Arthur Leander leidet ebenfalls unter seiner Berufung. Er weiss, dass er nicht nörgeln sollte, gehe es ihm doch besser als den Meisten, wollte er ja immer berühmt werden, dennoch kommt er nicht umhin nach etwas realem zu suchen. Sein Freund Clark beschreibt sein eigenes Leiden als Zombie seines Lebens. Wie ein Schlafwandler wird einfach verrichtet was von einem erwartet wird, ohne wirklich anwesend zu sein. Arthur hingegen schauspielert sich durch sein Leben. 
Kristin schauspielert auch durch ihr Leben, allerdings könnte sie sich niemals ein anderes Leben vorstellen. Bewegt von dem Wunsch Shakespeare aufzuführen, Menschen in eine Scheinwelt zu entführen erfüllt sie. Sie hat ihren Sinn gefunden und dafür die ganze frühere Welt verloren.
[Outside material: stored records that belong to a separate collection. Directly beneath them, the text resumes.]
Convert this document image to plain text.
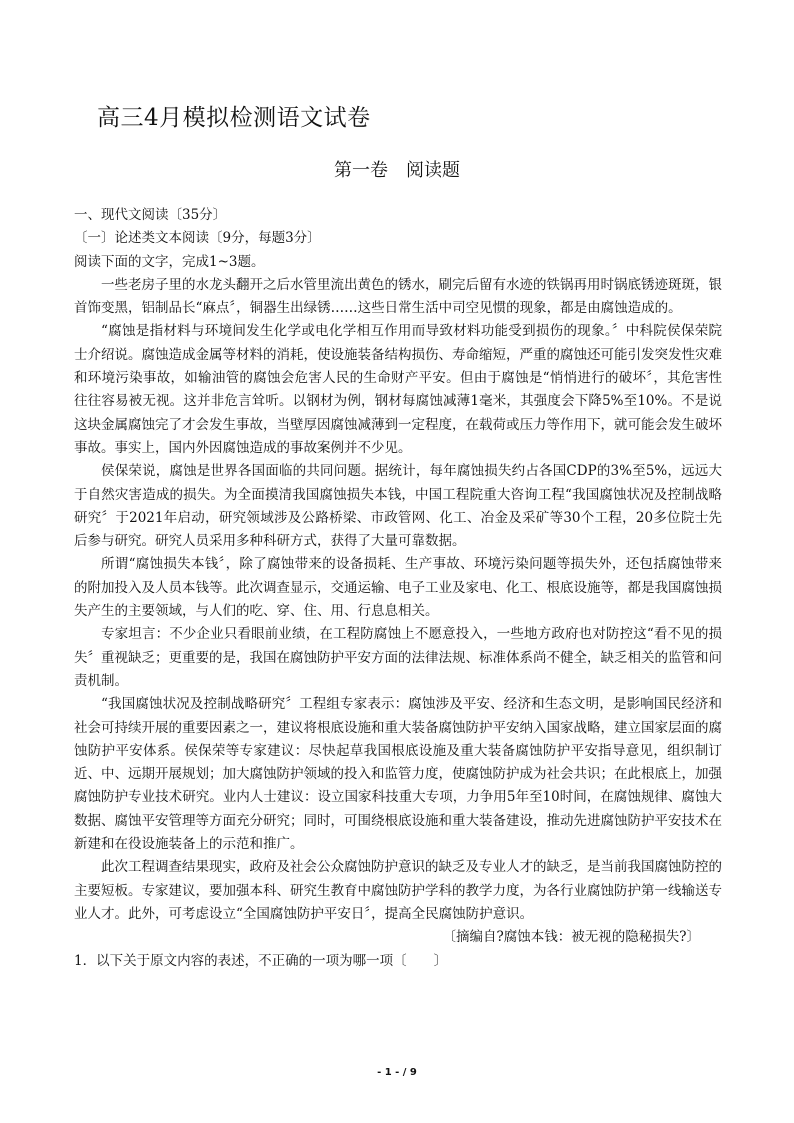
高三4月模拟检测语文试卷
第一卷　阅读题

一、现代文阅读〔35分〕

〔一〕论述类文本阅读〔9分，每题3分〕

阅读下面的文字，完成1~3题。

一些老房子里的水龙头翻开之后水管里流出黄色的锈水，刷完后留有水迹的铁锅再用时锅底锈迹斑斑，银首饰变黑，铝制品长“麻点〞，铜器生出绿锈……这些日常生活中司空见惯的现象，都是由腐蚀造成的。

“腐蚀是指材料与环境间发生化学或电化学相互作用而导致材料功能受到损伤的现象。〞中科院侯保荣院士介绍说。腐蚀造成金属等材料的消耗，使设施装备结构损伤、寿命缩短，严重的腐蚀还可能引发突发性灾难和环境污染事故，如输油管的腐蚀会危害人民的生命财产平安。但由于腐蚀是“悄悄进行的破坏〞，其危害性往往容易被无视。这并非危言耸听。以钢材为例，钢材每腐蚀减薄1毫米，其强度会下降5%至10%。不是说这块金属腐蚀完了才会发生事故，当壁厚因腐蚀减薄到一定程度，在载荷或压力等作用下，就可能会发生破坏事故。事实上，国内外因腐蚀造成的事故案例并不少见。

侯保荣说，腐蚀是世界各国面临的共同问题。据统计，每年腐蚀损失约占各国CDP的3%至5%，远远大于自然灾害造成的损失。为全面摸清我国腐蚀损失本钱，中国工程院重大咨询工程“我国腐蚀状况及控制战略研究〞于2021年启动，研究领域涉及公路桥梁、市政管网、化工、冶金及采矿等30个工程，20多位院士先后参与研究。研究人员采用多种科研方式，获得了大量可靠数据。

所谓“腐蚀损失本钱〞，除了腐蚀带来的设备损耗、生产事故、环境污染问题等损失外，还包括腐蚀带来的附加投入及人员本钱等。此次调查显示，交通运输、电子工业及家电、化工、根底设施等，都是我国腐蚀损失产生的主要领域，与人们的吃、穿、住、用、行息息相关。

专家坦言：不少企业只看眼前业绩，在工程防腐蚀上不愿意投入，一些地方政府也对防控这“看不见的损失〞重视缺乏；更重要的是，我国在腐蚀防护平安方面的法律法规、标准体系尚不健全，缺乏相关的监管和问责机制。

“我国腐蚀状况及控制战略研究〞工程组专家表示：腐蚀涉及平安、经济和生态文明，是影响国民经济和社会可持续开展的重要因素之一，建议将根底设施和重大装备腐蚀防护平安纳入国家战略，建立国家层面的腐蚀防护平安体系。侯保荣等专家建议：尽快起草我国根底设施及重大装备腐蚀防护平安指导意见，组织制订近、中、远期开展规划；加大腐蚀防护领域的投入和监管力度，使腐蚀防护成为社会共识；在此根底上，加强腐蚀防护专业技术研究。业内人士建议：设立国家科技重大专项，力争用5年至10时间，在腐蚀规律、腐蚀大数据、腐蚀平安管理等方面充分研究；同时，可围绕根底设施和重大装备建设，推动先进腐蚀防护平安技术在新建和在役设施装备上的示范和推广。

此次工程调查结果现实，政府及社会公众腐蚀防护意识的缺乏及专业人才的缺乏，是当前我国腐蚀防控的主要短板。专家建议，要加强本科、研究生教育中腐蚀防护学科的教学力度，为各行业腐蚀防护第一线输送专业人才。此外，可考虑设立“全国腐蚀防护平安日〞，提高全民腐蚀防护意识。

〔摘编自?腐蚀本钱：被无视的隐秘损失?〕

1．以下关于原文内容的表述，不正确的一项为哪一项〔　　〕

- 1 - / 9
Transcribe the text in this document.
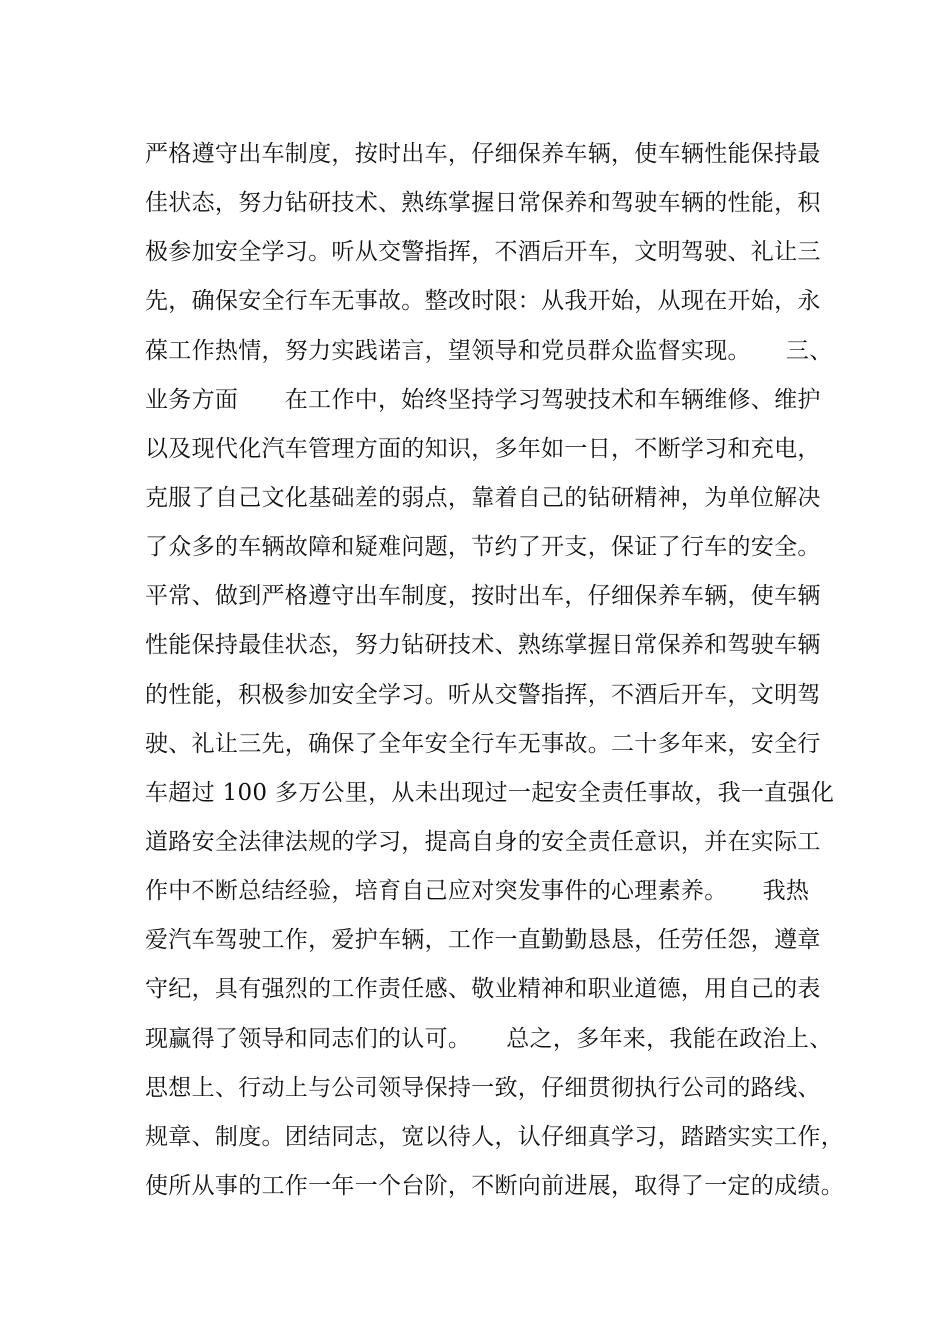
严格遵守出车制度，按时出车，仔细保养车辆，使车辆性能保持最
佳状态，努力钻研技术、熟练掌握日常保养和驾驶车辆的性能，积
极参加安全学习。听从交警指挥，不酒后开车，文明驾驶、礼让三
先，确保安全行车无事故。整改时限：从我开始，从现在开始，永
葆工作热情，努力实践诺言，望领导和党员群众监督实现。　　三、
业务方面　　在工作中，始终坚持学习驾驶技术和车辆维修、维护
以及现代化汽车管理方面的知识，多年如一日，不断学习和充电，
克服了自己文化基础差的弱点，靠着自己的钻研精神，为单位解决
了众多的车辆故障和疑难问题，节约了开支，保证了行车的安全。
平常、做到严格遵守出车制度，按时出车，仔细保养车辆，使车辆
性能保持最佳状态，努力钻研技术、熟练掌握日常保养和驾驶车辆
的性能，积极参加安全学习。听从交警指挥，不酒后开车，文明驾
驶、礼让三先，确保了全年安全行车无事故。二十多年来，安全行
车超过 100 多万公里，从未出现过一起安全责任事故，我一直强化
道路安全法律法规的学习，提高自身的安全责任意识，并在实际工
作中不断总结经验，培育自己应对突发事件的心理素养。　　我热
爱汽车驾驶工作，爱护车辆，工作一直勤勤恳恳，任劳任怨，遵章
守纪，具有强烈的工作责任感、敬业精神和职业道德，用自己的表
现赢得了领导和同志们的认可。　　总之，多年来，我能在政治上、
思想上、行动上与公司领导保持一致，仔细贯彻执行公司的路线、
规章、制度。团结同志，宽以待人，认仔细真学习，踏踏实实工作，
使所从事的工作一年一个台阶，不断向前进展，取得了一定的成绩。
Die Bandbreite der Figuren war außerordentlich. Schön einmal zu lesen wie es den Normalos nach dem Weltuntergang geht. Jeevan wird von seinem Bruder gefragt, was es bringt das Haus zu verlassen, wohin denn? "Keine Ahnung, zu einem Bauernhof?" Die Antwort darauf, Jeevan kenne sich weder mit Landwirtschaft noch mit Viehzucht aus und werde eher am Straßenrand sterben, fand ich sehr erfrischend. Das Buch hat mich sehr nachdenklich gestimmt. Den Wunsch in mir entfacht mehr zu erlernen, was nützlich sein könnte im Fall der Fälle. Könnt ich überhaupt ein Feuer erzeugen, ohne Hilfsmittel?   
Während die meisten apokalyptischen Bücher aufzeigen welche Monster Menschen sind und sich gegenseitig abschlachten um die Oberhand zu haben, zeigt Emily St John Mandel wie zart Menschen sind und auch nach dem Untergang der Welt noch das Schöne suchen und versuchen das Beste aus der Situation zu machen. Ausschau halten nach dem Hoffnungsschimmer am Horizont. Grosse Empfehlung! 

"Die Hölle ist die Abwesenheit von Menschen, nach denen man sich sehnt."